Posted by on Feb 18, 2014 in Economics, Top Stories, World

There’s been a lot of press out there about how the current Winter Olympic Games is the most expensive in history. But what does this mean exactly? And if the cost to host the Olympics continues to rise to such epic proportions, why do countries keep bidding against one another for the privilege?

Who Pays?

Olympic Rings in Athens, Greece stadium

Credit: Glow Images; The Olympic Games have changed a great deal since the 1896 Games of Athens reintroduced them to the world.

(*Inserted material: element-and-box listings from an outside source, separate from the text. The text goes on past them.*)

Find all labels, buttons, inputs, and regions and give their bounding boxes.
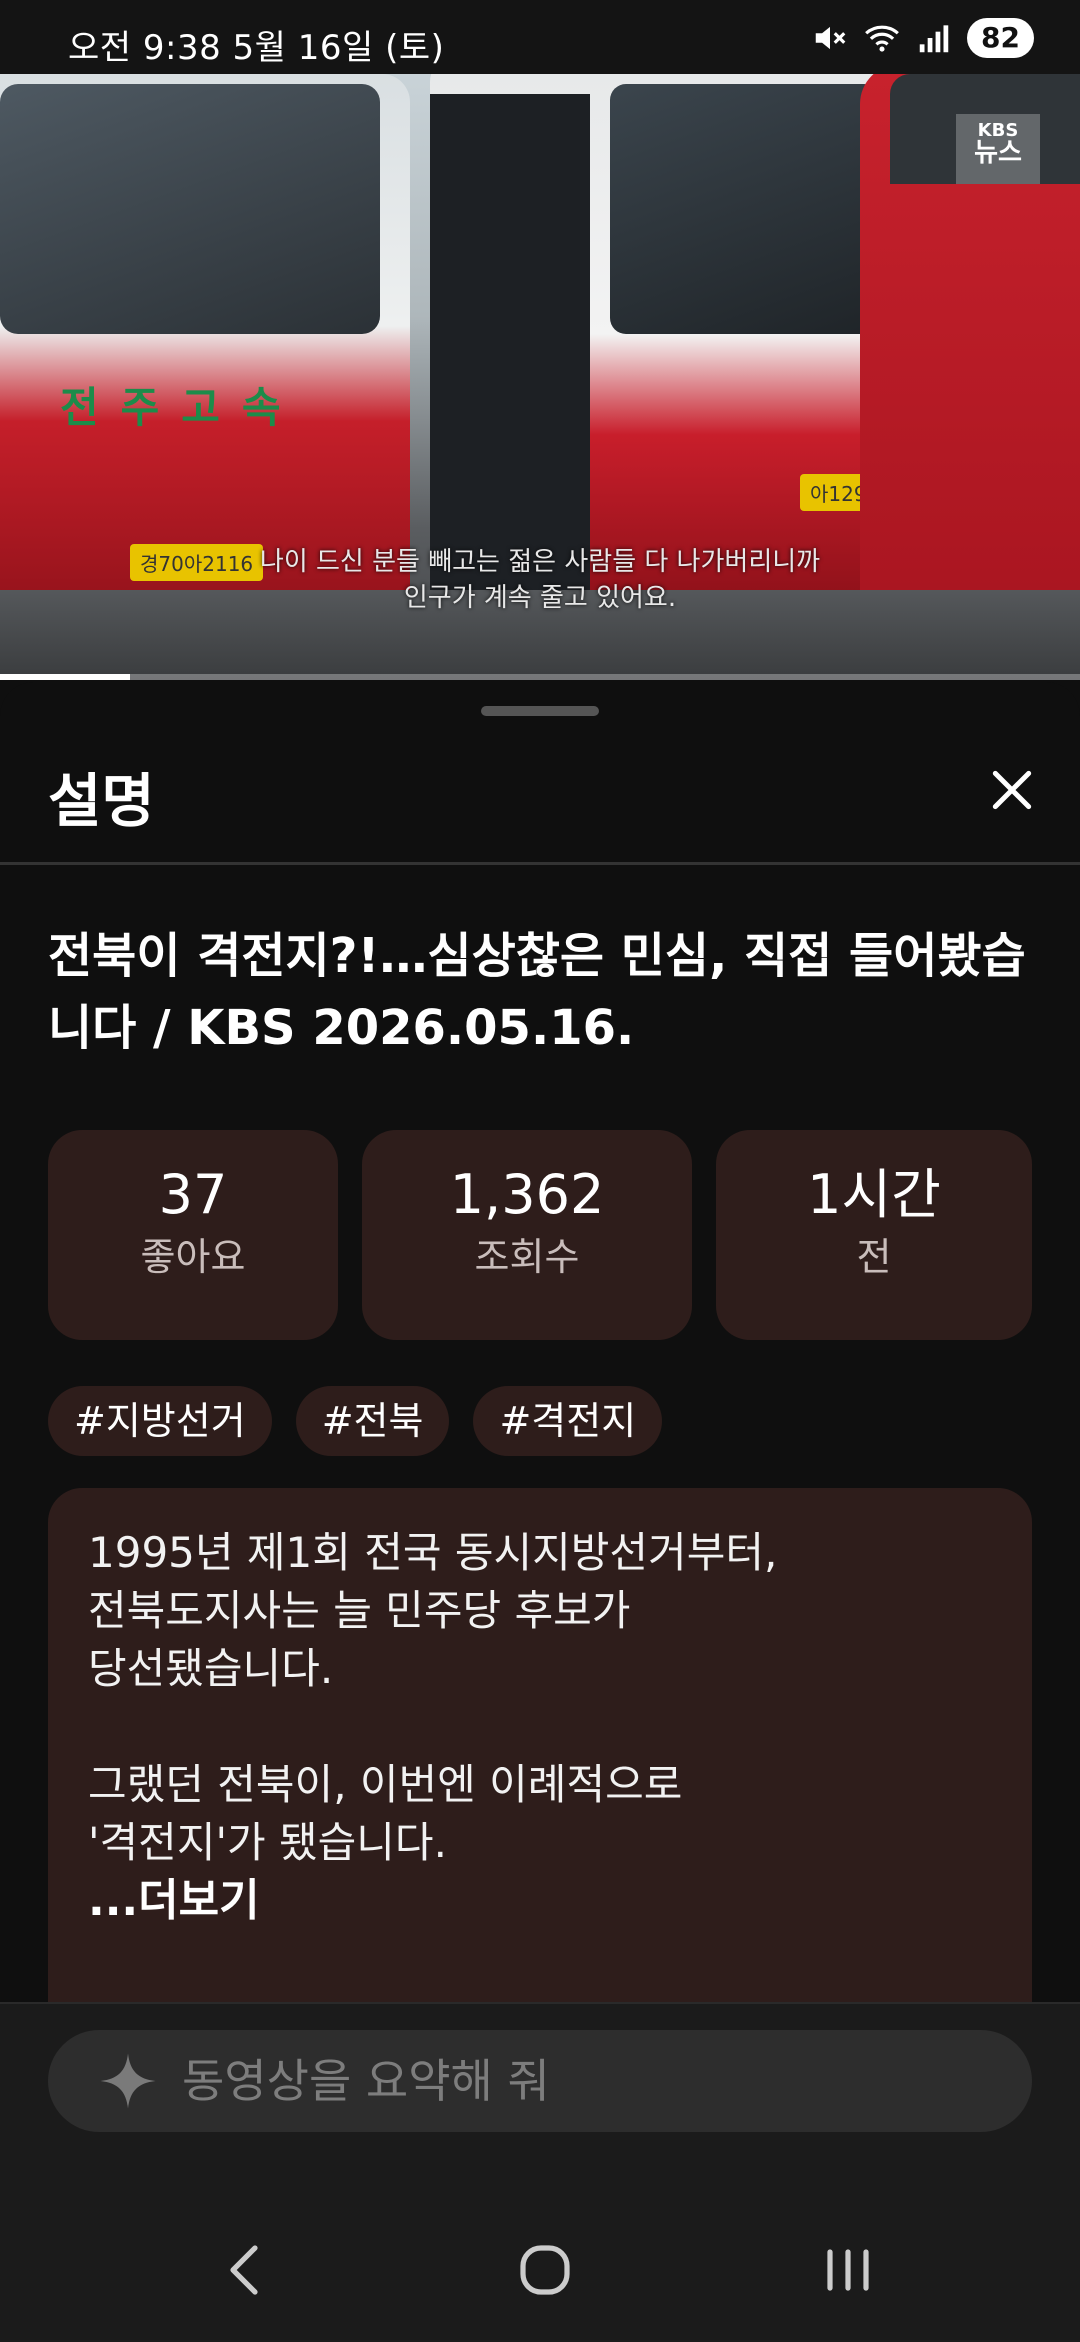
status-icons: 82: [811, 18, 1034, 58]
kbs-news-logo: KBS 뉴스: [956, 114, 1040, 184]
video-player[interactable]: 전주고속 경70아2116 아1292 나이 드신 분들 빼고는 젊은 사람들 …: [0, 74, 1080, 680]
show-more-link[interactable]: ...더보기: [88, 1872, 992, 1930]
wifi-icon: [865, 25, 899, 52]
stat-label: 전: [856, 1235, 892, 1279]
hashtag-chip[interactable]: #전북: [295, 1386, 450, 1456]
status-bar: 오전 9:38 5월 16일 (토) 82: [0, 0, 1080, 74]
sheet-title: 설명: [48, 767, 155, 835]
description-box[interactable]: 1995년 제1회 전국 동시지방선거부터, 전북도지사는 늘 민주당 후보가 …: [48, 1488, 1032, 2008]
logo-text-bottom: 뉴스: [974, 138, 1022, 168]
signal-icon: [919, 25, 949, 53]
video-progress-bar[interactable]: [0, 674, 1080, 680]
video-title: 전북이 격전지?!…심상찮은 민심, 직접 들어봤습니다 / KBS 2026.…: [48, 928, 1026, 1056]
description-line: '격전지'가 됐습니다.: [88, 1818, 447, 1867]
description-line: 당선됐습니다.: [88, 1644, 334, 1693]
stats-row: 37 좋아요 1,362 조회수 1시간 전: [48, 1130, 1032, 1340]
hashtag-chip[interactable]: #지방선거: [48, 1386, 272, 1456]
bus-name-text: 전주고속: [60, 383, 303, 432]
caption-line: 인구가 계속 줄고 있어요.: [403, 583, 677, 613]
hashtag-chip[interactable]: #격전지: [473, 1386, 663, 1456]
description-line: 1995년 제1회 전국 동시지방선거부터,: [88, 1528, 778, 1577]
recent-apps-icon: [827, 2249, 869, 2291]
description-line: 전북도지사는 늘 민주당 후보가: [88, 1586, 631, 1635]
system-nav-bar: [0, 2150, 1080, 2340]
drag-handle[interactable]: [481, 706, 599, 716]
stat-views: 1,362 조회수: [362, 1130, 692, 1340]
stat-value: 37: [158, 1163, 228, 1226]
video-caption: 나이 드신 분들 빼고는 젊은 사람들 다 나가버리니까 인구가 계속 줄고 있…: [0, 544, 1080, 616]
description-sheet: 설명 전북이 격전지?!…심상찮은 민심, 직접 들어봤습니다 / KBS 20…: [0, 682, 1080, 2008]
stat-uploaded: 1시간 전: [716, 1130, 1032, 1340]
sparkle-icon: [100, 2053, 156, 2109]
ai-summary-input-box[interactable]: [48, 2030, 1032, 2132]
caption-line: 나이 드신 분들 빼고는 젊은 사람들 다 나가버리니까: [259, 547, 821, 577]
home-button[interactable]: [505, 2230, 585, 2310]
close-button[interactable]: [974, 752, 1050, 828]
bus-image-middle: 아1292: [430, 74, 890, 614]
divider: [0, 862, 1080, 865]
stat-likes: 37 좋아요: [48, 1130, 338, 1340]
status-time: 오전 9:38 5월 16일 (토): [68, 28, 445, 68]
home-icon: [520, 2245, 570, 2295]
back-button[interactable]: [203, 2230, 283, 2310]
back-icon: [230, 2245, 258, 2295]
video-progress-fill: [0, 674, 130, 680]
description-line: 그랬던 전북이, 이번엔 이례적으로: [88, 1760, 683, 1809]
mute-icon: [815, 26, 846, 50]
recent-apps-button[interactable]: [808, 2230, 888, 2310]
stat-value: 1시간: [807, 1163, 941, 1226]
stat-label: 좋아요: [140, 1235, 246, 1279]
ai-summary-input[interactable]: [180, 2053, 944, 2109]
battery-indicator: 82: [967, 18, 1034, 58]
stat-label: 조회수: [474, 1235, 580, 1279]
hashtag-list: #지방선거 #전북 #격전지: [48, 1386, 663, 1456]
stat-value: 1,362: [449, 1163, 605, 1226]
close-icon: [992, 770, 1032, 810]
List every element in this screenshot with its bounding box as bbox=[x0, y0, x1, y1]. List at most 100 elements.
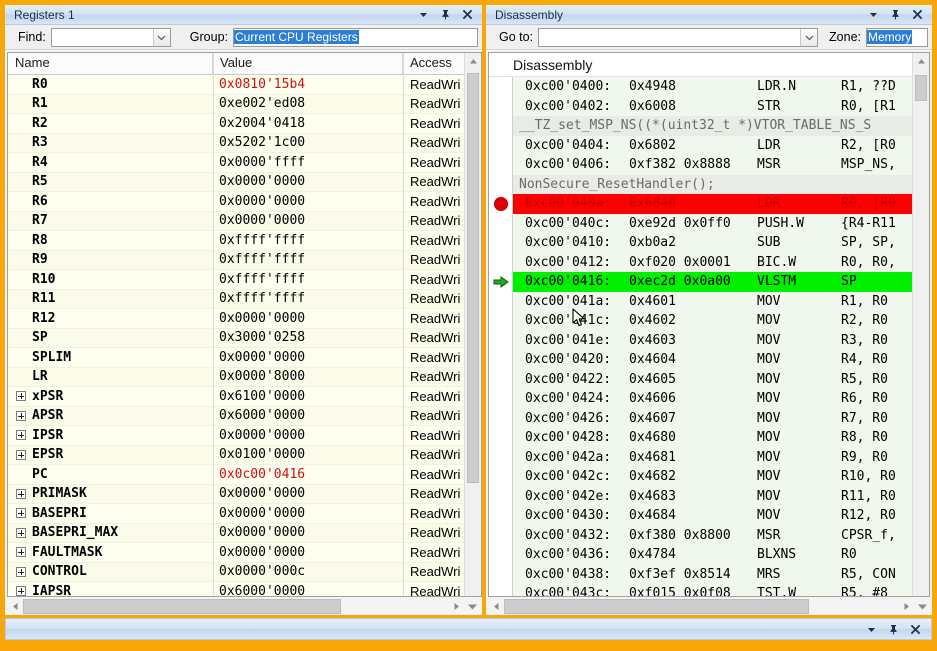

The short answer to who pays? is . . .  the International Olympic Committee (IOC) and the host country. The IOC is a nonprofit organization whose purpose is to organize both the summer and winter games. The IOC makes its money in four ways:

  • Broadcasting Rights (47 %) – Networks all over the world bid against one another for the exclusive rights to air events. In turn, the networks get money from companies who pay to advertise during the Games.
  • Sponsorship (45%) – Corporate sponsorship of the Olympic games is different from advertising on the network. Companies like Visa and Coca-Cola pay for things like training and travel as well as equipment in exchange for the association with that athlete or sport.
  • Ticketing (5%) – This is the revenue from ticket sales of the events themselves, which can vary based on the location of the host country.
  • Licensing (3%) – Vendors who sell merchandise with the Olympic logo (apparel, and souvenirs, for instance), must purchase a license with the IOC.

The money spent by the host country varies. Some already have facilities like arenas and hotels that only require updating while others must build new ones. Some host countries spend money on improvements to roads and updating public services. Other countries may need to invest in creating major infrastructures from scratch. Most of the Olympic games have been hosted by “economically advanced” countries like England, France, Japan and the United States. Among the exceptions are Mexico (Mexico City, ’68); Yugoslavia (Sarajevo, ’84) and South Korea (Seoul, ’88). But there is a growing trend of “emerging countries” like China, Russia and Brazil who hope that an opportunity on the “world stage” will translate into long-term economic returns.

Is it Worth it?

The $12 billion budget for the 2014 Games in Sochi was wildly exceeded when the actual cost has been estimated at around $51 billion. While the Russian government has been accused of corruption and ineffectual spending, the truth is that the expectations on what it means to host the Olympics has changed over the years.

For example, the 1948 games in London cost the equivalent of $30 million in today’s dollars. When the returned in 2012, the cost was $15 billion. Many host cities make plans to repurpose resources (turning athlete quarters into affordable housing, or moving sports teams into facilities), but the truth is that many of them remain idle or unmaintained. On the other hand, other cities have benefited greatly from the exposure of the games. Atlanta, Georgia (’96) attracted 280 international businesses to relocate to the city due to improvements made to the city’s infrastructure. Sochi is a sea-side resort town hoping to gain more tourists in years to come.

Even though the costs and returns are rarely equal, many countries continue to fiercely compete for the privilege to host. Tokyo most recently won a bid for the 2020 games (after previous losing for 2016). Istanbul has suffered five rejections.

Dig Deeper There are three cities that have been selected to host future Olympic games. Who are they? Research and progress already made to prepare, listing any challenges and advantages.